What used to be atomic was this:
- hvp_val[0] = PROGRESS_VACUUM_PHASE_VACUUM_HEAP;
- hvp_val[1] = vacrelstats->num_index_scans + 1;
=> switch from PROGRESS_VACUUM_PHASE_VACUUM INDEX to HEAP and increment
index_vacuum_count, which is documented as the "Number of completed index
vacuum cycles."
Now, it 1) increments the number of completed scans; and, 2) then progresses
phase to HEAP, so there's a window where the number of completed scans is
incremented, and it still says VACUUM_INDEX.

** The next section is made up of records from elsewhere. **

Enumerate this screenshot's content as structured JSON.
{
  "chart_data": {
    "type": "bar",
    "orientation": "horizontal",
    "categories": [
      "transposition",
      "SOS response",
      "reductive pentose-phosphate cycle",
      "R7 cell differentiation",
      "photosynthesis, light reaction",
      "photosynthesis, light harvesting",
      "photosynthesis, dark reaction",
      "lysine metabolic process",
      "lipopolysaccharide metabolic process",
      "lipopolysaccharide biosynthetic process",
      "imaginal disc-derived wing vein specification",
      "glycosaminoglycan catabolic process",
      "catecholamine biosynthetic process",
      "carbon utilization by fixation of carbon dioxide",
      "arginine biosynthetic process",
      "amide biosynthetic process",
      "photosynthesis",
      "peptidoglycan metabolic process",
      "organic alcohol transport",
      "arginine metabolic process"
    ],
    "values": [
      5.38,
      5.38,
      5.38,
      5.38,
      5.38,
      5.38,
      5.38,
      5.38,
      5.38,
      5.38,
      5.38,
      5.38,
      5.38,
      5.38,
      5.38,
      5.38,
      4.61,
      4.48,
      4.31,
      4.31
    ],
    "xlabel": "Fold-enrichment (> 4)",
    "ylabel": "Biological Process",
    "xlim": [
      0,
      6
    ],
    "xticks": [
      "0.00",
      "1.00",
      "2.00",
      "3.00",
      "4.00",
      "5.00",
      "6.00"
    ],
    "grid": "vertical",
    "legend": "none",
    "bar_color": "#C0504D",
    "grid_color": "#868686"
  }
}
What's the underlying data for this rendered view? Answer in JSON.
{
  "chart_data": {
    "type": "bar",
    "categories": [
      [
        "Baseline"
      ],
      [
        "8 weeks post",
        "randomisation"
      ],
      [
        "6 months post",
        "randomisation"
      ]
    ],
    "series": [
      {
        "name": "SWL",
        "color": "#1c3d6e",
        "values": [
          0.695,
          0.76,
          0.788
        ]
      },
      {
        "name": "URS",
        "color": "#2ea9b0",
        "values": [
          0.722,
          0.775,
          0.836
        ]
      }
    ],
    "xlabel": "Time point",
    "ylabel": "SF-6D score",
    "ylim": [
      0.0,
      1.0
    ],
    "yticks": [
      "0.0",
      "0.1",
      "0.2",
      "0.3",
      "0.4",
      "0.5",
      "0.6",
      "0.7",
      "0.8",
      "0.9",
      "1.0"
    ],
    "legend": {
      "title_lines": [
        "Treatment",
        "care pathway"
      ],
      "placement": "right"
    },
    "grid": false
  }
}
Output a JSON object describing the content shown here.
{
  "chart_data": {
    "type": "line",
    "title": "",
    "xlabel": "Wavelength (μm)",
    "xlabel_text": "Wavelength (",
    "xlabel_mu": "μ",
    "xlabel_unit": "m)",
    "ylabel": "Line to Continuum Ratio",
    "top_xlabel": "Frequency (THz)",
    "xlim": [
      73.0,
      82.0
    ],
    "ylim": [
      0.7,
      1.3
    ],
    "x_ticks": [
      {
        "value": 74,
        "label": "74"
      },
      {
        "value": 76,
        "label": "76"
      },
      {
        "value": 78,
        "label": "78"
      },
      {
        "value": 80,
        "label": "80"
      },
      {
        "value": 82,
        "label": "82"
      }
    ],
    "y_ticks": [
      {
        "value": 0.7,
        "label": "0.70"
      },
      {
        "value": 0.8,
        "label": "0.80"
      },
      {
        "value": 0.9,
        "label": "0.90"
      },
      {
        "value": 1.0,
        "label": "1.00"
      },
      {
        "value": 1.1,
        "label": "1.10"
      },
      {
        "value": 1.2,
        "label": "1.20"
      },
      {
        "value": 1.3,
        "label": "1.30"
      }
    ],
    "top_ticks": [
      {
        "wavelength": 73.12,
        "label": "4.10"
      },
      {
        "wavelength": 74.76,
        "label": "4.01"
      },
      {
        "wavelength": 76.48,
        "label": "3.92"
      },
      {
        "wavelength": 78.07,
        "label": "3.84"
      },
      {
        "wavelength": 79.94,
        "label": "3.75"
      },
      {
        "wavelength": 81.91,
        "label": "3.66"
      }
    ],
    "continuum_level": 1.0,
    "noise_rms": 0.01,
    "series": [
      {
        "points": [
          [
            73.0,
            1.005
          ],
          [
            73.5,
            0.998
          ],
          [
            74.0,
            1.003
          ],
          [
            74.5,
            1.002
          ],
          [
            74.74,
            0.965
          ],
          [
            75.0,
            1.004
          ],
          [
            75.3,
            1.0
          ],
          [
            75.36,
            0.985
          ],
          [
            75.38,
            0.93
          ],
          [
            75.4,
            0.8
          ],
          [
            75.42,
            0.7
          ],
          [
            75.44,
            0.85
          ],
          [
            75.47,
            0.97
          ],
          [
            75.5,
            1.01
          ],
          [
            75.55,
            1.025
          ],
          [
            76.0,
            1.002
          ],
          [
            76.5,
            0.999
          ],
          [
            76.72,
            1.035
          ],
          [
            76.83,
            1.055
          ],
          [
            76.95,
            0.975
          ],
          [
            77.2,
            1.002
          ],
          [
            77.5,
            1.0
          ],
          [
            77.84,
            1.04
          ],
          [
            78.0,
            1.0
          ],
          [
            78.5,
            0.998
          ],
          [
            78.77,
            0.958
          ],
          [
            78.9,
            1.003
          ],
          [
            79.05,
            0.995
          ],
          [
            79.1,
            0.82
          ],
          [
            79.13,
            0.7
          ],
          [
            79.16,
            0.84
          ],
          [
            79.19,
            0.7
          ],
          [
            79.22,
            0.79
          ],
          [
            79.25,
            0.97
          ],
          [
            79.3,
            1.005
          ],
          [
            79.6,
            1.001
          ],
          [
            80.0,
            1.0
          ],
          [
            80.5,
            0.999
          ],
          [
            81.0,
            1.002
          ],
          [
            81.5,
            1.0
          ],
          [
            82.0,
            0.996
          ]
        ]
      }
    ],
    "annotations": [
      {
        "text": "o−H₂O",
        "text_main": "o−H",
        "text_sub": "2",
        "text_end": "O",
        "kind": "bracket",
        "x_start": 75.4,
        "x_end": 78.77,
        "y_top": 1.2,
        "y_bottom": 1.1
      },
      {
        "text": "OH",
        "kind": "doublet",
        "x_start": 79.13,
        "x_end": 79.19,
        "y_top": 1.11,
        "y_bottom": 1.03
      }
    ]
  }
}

Previously, if it said VACUUM_INDEX, one could assume that index_vacuum_count
would increase at least once more, and that's no longer true. If someone sees
VACUUM_INDEX and some NUM_INDEX_VACUUMS, and then later sees VACUUM_HEAP or
other later stage, with same (maybe final) value of NUM_INDEX_VACUUMS, that's
different than previous behavior.
It seems to me that a someone or their tool monitoring pg_stat shouldn't be
confused by this change, since:
1) there's no promise about how high NUM_INDEX_VACUUMS will or won't go; and,
2) index_vacuum_count didn't do anything strange like decreasing, or increased
before the scans were done; and,
3) the vacuum can finish at any time, and the monitoring process presumably
knows that when the PID is gone, it's finished, even if it missed intermediate
updates;
The behavior is different from before, but I think that's ok: the number of
scans is accurate, and the PHASE is accurate, even though it'll change a moment
later.
I see there's similar case here:
| /* report all blocks vacuumed; and that we're cleaning up */
| pgstat_progress_update_param(PROGRESS_VACUUM_HEAP_BLKS_VACUUMED, blkno);
| pgstat_progress_update_param(PROGRESS_VACUUM_PHASE,
| PROGRESS_VACUUM_PHASE_INDEX_CLEANUP);
heap_blks_scanned is documented as "Number of heap blocks SCANNED", and it
increments exactly to heap_blks_total. Would someone be confused if
heap_blks_scanned==heap_blks_total AND phase=='scanning heap' ? I think they'd
just expect PHASE to be updated a moment later. (And if it wasn't, I agree they
should then be legitimately confused or concerned).
Actually, the doc says:
|If heap_blks_scanned is less than heap_blks_total, the system will return to
|scanning the heap after this phase is completed; otherwise, it will begin
|cleaning up indexes AFTER THIS PHASE IS COMPLETED.
I read that to mean that it's okay if heap_blks_scanned==heap_blks_total when
scanning/vacuuming heap.
Justin
On Thu, Dec 26, 2019 at 09:57:04AM -0600, Justin Pryzby wrote:
So rebasified against your patch.
Rebased against your patch in master this time.